As internally displaced persons reach nearly 1 million in Ethiopia, WHO reinforces medical supplies (09.04.2019)
An estimated 995 559 individuals were displaced by inter-communal clashes across the Gedeo and West Guji zones in February and March.
ADDIS ABABA, Ethiopia, April 9, 2019 – The World Health Organization (WHO) in Ethiopia has dispatched experts and medical supplies in response to the needs of the internally displaced persons in the Gedeo and West Guji zones in Oromia Region and the Southern Nations, Nationalities and Peoples Region (SNNPR).
According to official government reports, an estimated 995 559 individuals were displaced by inter-communal clashes across the Gedeo and West Guji zones in February and March. The Government of Ethiopia appealed in mid-March for support from partners in response to the escalating situation.
In response, WHO sent emergency health kits capable of treating 115 000 people for three months, along with supplementary kits containing medical supplies (gloves, needles, syringes) and drugs for 70 000 people for three months. WHO has also provided kits for treating 250 severe acute malnourished children with medical complications for three months.
The supplies were delivered to Gedeo Zone ahead of an assessment team led by WHO Representative to Ethiopia, Dr Rufaro Chatora, who visited the region to assess the situation. He met with health officials to discuss priority areas for WHO support for the immediate health needs of around 675 737 internally displaced persons scattered in different locations in the zone.
“This is a complex humanitarian situation, and WHO has deployed additional capacity of experts to the zones to support the response to the health needs of the displaced and the host communities,” said Dr Chatora. “The response is commendable, but the need is huge and requires the coordinated and rapid response of WHO and other partners.”

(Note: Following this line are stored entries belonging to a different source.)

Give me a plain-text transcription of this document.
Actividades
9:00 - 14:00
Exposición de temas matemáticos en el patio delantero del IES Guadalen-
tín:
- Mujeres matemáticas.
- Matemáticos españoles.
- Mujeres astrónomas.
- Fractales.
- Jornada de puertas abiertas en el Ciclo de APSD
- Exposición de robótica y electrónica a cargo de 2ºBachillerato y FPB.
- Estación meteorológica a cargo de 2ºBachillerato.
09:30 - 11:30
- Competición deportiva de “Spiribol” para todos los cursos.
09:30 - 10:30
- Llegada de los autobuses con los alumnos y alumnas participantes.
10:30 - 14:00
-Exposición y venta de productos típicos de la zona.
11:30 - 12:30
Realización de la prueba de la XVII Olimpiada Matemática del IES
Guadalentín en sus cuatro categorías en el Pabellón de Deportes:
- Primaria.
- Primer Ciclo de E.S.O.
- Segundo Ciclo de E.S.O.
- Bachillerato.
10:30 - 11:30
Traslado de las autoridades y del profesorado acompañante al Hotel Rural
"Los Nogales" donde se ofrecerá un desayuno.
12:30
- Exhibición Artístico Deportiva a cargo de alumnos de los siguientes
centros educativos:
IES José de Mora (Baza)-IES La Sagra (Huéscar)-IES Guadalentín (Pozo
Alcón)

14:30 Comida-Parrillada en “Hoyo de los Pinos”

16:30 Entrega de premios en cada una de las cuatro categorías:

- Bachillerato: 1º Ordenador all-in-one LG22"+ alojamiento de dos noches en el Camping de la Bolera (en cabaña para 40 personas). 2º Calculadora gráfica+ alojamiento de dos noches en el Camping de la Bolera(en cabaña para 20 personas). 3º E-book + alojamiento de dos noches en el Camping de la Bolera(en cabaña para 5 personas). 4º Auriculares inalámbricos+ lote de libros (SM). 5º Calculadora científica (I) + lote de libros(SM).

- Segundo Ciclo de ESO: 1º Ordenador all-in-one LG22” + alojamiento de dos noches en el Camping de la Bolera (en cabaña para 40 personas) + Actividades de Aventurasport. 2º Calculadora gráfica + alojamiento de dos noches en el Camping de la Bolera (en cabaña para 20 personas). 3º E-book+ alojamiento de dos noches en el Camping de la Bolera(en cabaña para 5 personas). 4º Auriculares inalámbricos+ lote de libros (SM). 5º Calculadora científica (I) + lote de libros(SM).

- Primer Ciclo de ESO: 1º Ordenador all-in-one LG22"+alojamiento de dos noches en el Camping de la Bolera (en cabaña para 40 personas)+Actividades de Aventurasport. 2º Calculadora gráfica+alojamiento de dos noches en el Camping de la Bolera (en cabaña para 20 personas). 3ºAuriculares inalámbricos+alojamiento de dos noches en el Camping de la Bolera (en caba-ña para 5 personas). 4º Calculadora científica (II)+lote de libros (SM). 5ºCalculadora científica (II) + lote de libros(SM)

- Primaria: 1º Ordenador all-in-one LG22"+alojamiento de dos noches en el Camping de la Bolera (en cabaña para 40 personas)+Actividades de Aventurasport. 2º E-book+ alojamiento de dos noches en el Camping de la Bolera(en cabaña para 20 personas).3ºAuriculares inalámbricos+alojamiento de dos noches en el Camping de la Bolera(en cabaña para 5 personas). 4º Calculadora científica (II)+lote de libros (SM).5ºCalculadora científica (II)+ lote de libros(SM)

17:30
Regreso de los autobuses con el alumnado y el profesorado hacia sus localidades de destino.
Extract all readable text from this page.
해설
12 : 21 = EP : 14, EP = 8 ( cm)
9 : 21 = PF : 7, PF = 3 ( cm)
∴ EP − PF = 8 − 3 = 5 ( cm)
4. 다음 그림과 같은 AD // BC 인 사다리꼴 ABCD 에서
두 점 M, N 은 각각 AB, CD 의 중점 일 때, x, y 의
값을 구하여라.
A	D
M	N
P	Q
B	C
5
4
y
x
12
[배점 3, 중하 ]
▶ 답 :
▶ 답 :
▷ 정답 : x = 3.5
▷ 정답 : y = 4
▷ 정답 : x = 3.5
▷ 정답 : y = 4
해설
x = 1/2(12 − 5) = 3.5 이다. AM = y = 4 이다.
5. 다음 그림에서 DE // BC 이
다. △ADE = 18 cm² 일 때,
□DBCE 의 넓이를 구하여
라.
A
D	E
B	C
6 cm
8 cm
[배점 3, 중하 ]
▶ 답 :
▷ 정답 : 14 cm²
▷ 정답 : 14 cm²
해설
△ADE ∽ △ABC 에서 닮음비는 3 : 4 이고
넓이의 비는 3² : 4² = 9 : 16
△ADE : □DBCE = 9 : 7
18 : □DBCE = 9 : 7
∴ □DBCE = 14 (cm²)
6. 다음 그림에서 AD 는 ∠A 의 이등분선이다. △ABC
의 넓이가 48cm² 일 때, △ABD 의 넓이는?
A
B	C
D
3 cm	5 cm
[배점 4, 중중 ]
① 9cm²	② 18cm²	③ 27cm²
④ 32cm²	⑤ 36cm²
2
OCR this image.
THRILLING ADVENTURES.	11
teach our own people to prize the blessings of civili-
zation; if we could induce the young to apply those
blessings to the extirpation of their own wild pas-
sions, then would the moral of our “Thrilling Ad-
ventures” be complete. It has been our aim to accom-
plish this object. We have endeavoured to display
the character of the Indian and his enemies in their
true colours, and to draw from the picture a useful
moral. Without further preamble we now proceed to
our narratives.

The assessment team visited two temporary displaced persons camps in Gedeb woreda (district) and the Gedeb Hospital, where a stabilization centre has been expanded to accommodate the massive increase in cases of severe acute malnutrition. WHO is training 34 health workers in the management of children with severe acute malnutrition with medical complications.
Among the immediate needs in the temporary camps are improvements to the living conditions, access to safe water and sanitation and an immunization campaign (as well in the host communities) to avoid disease outbreaks.
“WHO will coordinate with the Federal Ministry of Health, United Nations agencies, international organizations, NGOs and other partners to strengthen the response, particularly in regard to water, sanitation and hygiene and the vaccination campaigns,” Dr Chatora said.
The Government has deployed 117 health professionals, including physicians, nurses, pharmacists, psychiatrists and epidemiologists, to help alleviate the human resource gap in the response. More staff will be deployed in the coming weeks.
The WHO response team based in Gedeo and West Guji zones will be increased in the coming days to provide continued technical support to the government-led inter-agency rapid response for surveillance and early warning disease outbreak, water-quality assessments, environmental audits, case management and coordination.